Dumnocos knelt so that his eyes were level with hers. “Can I change this?”
There was no sound. Emyn waited and wished desperately for an answer; it was a wise question.
The ghosts gave her no more words; she could only describe what she saw. “A red shield with a serpent in the center is lifted onto your arm.”
“Your father’s shield?” The blond man stepped forward. “What kind of an answer is that?”
“It’s clear enough.” Dumnocos’ voice rang with authority, but his face was calm. “Go find the headman or her family and make decent payment, all of you.”
The prince sat on the bench as his companions left. For the first time he spoke gently. “Is there anything else you have to tell me, little Gutumaros?”
“Then I will tell you something. Before the Morrigu who watches us all, I am sorry we mocked you. I’ve seen many faces of that great goddess, but truly, she has surprised me here.”
Through many seasons, Iomat taught Emyn about the deities that aided healing, that touched certain plants with powerful magic, or that responded to the helpless. Emyn knew who to thank when she found a rare plant and who received the offerings that she and Iomat tossed into the Samar River.
Dirona and Ancamna were especially kind to the young. Briginda watched over women when they gave birth. Borvo, Dirona’s son, protected warriors, and even in quiet Samarnum he helped men who got cut in fights or accidents. There were many others.
When Iomat had done all she could though, and her patient lay on the crossroads between worlds, it was the Morrigu who brought death. She sent a raven or shrieked in the wind till the blood of mortals froze. The Morrigu was violence and pain, picking the flesh from the dead before it could rot.

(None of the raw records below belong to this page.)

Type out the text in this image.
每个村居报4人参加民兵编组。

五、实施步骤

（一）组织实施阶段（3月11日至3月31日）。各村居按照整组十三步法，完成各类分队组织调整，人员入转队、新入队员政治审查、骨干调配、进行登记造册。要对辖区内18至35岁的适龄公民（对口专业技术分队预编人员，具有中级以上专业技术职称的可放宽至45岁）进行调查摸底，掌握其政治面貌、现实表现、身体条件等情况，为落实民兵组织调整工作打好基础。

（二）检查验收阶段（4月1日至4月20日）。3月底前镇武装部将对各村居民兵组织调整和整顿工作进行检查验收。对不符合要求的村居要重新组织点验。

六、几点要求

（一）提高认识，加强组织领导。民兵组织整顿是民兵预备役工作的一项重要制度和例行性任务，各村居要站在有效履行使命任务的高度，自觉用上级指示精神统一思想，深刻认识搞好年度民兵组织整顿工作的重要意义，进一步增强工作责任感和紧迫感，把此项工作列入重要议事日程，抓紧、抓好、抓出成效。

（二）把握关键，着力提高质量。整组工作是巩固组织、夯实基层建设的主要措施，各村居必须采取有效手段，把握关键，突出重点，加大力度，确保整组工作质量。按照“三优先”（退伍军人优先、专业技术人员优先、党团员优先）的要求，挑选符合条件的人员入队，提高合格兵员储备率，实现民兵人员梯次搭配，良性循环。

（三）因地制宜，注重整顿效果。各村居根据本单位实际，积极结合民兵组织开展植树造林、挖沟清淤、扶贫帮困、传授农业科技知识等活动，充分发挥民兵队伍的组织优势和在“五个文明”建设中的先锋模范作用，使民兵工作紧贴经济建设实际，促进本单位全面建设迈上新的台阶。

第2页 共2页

Iomat scolded Emyn when the girl shied from praying to such a goddess. “The Morrigu guides us through change. Death is change. You can’t be afraid of her, not if you expect to do good for anyone.”
The changes the Morrigu brought were imbued with suffering; to avoid them seemed good common sense to Emyn—like ducking when someone threw a rock. Emyn prayed that the Morrigu would ignore her and her village.
The Morrigu was a beautiful girl with a nose just like Emyn’s, but her hair spread like dark wings in the wind.
The Morrigu was a loving mother and a leathery crone as well. Like all powerful deities, she changed appearance at will.
When Dumnocos chased his chosen goddess through a summer’s evening, which face would the Aeduan prince see?